Entrepreneur: What was the one thing that helped you the most in becoming a success?
Cuban: I was relentless in learning new tech as it came out. If it had anything to do with the PC or networking industry I was on top of it. I bought manuals. I read every book and magazine. Then I would get involved with industry conferences and put myself out there.
Entrepreneur: When did you know you'd made the leap from small-time to big-time? What changed?
Cuban: At MicroSolutions, it was when we had much bigger companies coming to us for high-end technical knowledge and support -- and when I passed $1 million in the bank. That was a nice thing to happen at about age 28 or so.
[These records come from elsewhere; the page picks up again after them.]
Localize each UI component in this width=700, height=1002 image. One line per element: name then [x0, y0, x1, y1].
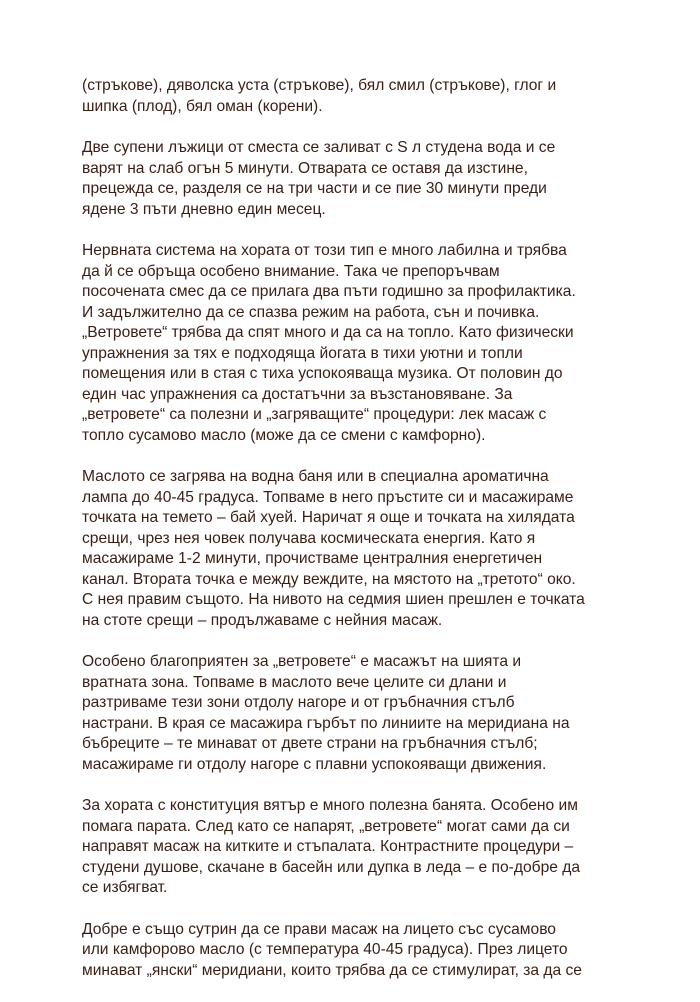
text-line: се избягват.	[82, 879, 168, 896]
text-line: „ветровете“ са полезни и „загряващите“ процедури: лек масаж с	[82, 406, 547, 423]
text-line: Две супени лъжици от сместа се заливат с S л студена вода и се	[82, 139, 556, 156]
text-line: бъбреците – те минават от двете страни на гръбначния стълб;	[82, 735, 538, 752]
paragraph-1	[82, 76, 622, 117]
paragraph-6	[82, 796, 622, 899]
text-line: лампа до 40-45 градуса. Топваме в него пръстите си и масажираме	[82, 488, 574, 506]
text-line: срещи, чрез нея човек получава космическата енергия. Като я	[82, 529, 536, 547]
text-line: масажираме 1-2 минути, прочистваме централния енергетичен	[82, 550, 543, 567]
text-line: топло сусамово масло (може да се смени с камфорно).	[82, 426, 486, 444]
text-line: канал. Втората точка е между веждите, на мястото на „третото“ око.	[82, 570, 576, 588]
text-line: вратната зона. Топваме в маслото вече целите си длани и	[82, 673, 507, 691]
paragraph-4	[82, 467, 622, 631]
text-line: (стръкове), дяволска уста (стръкове), бял смил (стръкове), глог и	[82, 77, 557, 94]
paragraph-7	[82, 920, 622, 982]
document-body	[82, 76, 622, 1002]
text-line: варят на слаб огън 5 минути. Отварата се оставя да изстине,	[82, 159, 528, 177]
text-line: разтриваме тези зони отдолу нагоре и от гръбначния стълб	[82, 694, 515, 711]
paragraph-3	[82, 241, 622, 446]
text-line: на стоте срещи – продължаваме с нейния масаж.	[82, 611, 443, 629]
text-line: упражнения за тях е подходяща йогата в тихи уютни и топли	[82, 344, 523, 362]
paragraph-2	[82, 138, 622, 220]
text-line: студени душове, скачане в басейн или дупка в леда – е по-добре да	[82, 858, 581, 876]
text-line: направят масаж на китките и стъпалата. Контрастните процедури –	[82, 838, 574, 855]
text-line: да й се обръща особено внимание. Така че препоръчвам	[82, 262, 500, 280]
text-line: посочената смес да се прилага два пъти годишно за профилактика.	[82, 283, 576, 300]
text-line: Особено благоприятен за „ветровете“ е масажът на шията и	[82, 653, 522, 670]
text-line: прецежда се, разделя се на три части и се пие 30 минути преди	[82, 180, 547, 197]
text-line: ядене 3 пъти дневно един месец.	[82, 200, 326, 218]
text-line: минават „янски“ меридиани, които трябва да се стимулират, за да се	[82, 961, 582, 979]
text-line: помещения или в стая с тиха успокояваща музика. От половин до	[82, 365, 563, 382]
text-line: Добре е също сутрин да се прави масаж на лицето със сусамово	[82, 920, 556, 938]
text-line: С нея правим същото. На нивото на седмия шиен прешлен е точката	[82, 591, 585, 608]
text-line: шипка (плод), бял оман (корени).	[82, 97, 323, 115]
text-line: или камфорово масло (с температура 40-45 градуса). През лицето	[82, 941, 568, 958]
text-line: Нервната система на хората от този тип е много лабилна и трябва	[82, 242, 567, 259]
text-line: За хората с конституция вятър е много полезна банята. Особено им	[82, 797, 578, 814]
text-line: един час упражнения са достатъчни за възстановяване. За	[82, 385, 513, 403]
text-line: И задължително да се спазва режим на работа, сън и почивка.	[82, 303, 540, 321]
text-line: настрани. В края се масажира гърбът по линиите на меридиана на	[82, 714, 570, 732]
text-line: Маслото се загрява на водна баня или в специална ароматична	[82, 468, 549, 485]
text-line: „Ветровете“ трябва да спят много и да са на топло. Като физически	[82, 324, 574, 341]
paragraph-5	[82, 652, 622, 775]
text-line: точката на темето – бай хуей. Наричат я още и точката на хилядата	[82, 509, 575, 526]
text-line: масажираме ги отдолу нагоре с плавни успокояващи движения.	[82, 755, 547, 773]
text-line: помага парата. След като се напарят, „ветровете“ могат сами да си	[82, 817, 570, 835]
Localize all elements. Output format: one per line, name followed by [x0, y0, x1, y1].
Entrepreneur: Who is your tech hero?
Cuban: CNN founder Ted Turner. Most people don't see him as a tech guy, but he recognized the value of satellite technology and cable far before most anyone else.
Related: Mark Cuban on Why You Should Never Listen to Your Customers
Entrepreneur: What's a day in the life of Mark Cuban like?
Cuban: My days are straight out of the movie Groundhog Day. I wake up, check my email, news feeds and eat. I kiss my wife and kids, and get them to school. I come home and get back in front of my computer. I'll go workout. I'll play with the kids when they come home. I'll sit in front of my computer some more. If there is a Mavs game I check my email at breaks and go to my computer at halftime. After the game, I do the same thing until I go to bed.
As brutally boring as it sounds, I love it and make it work.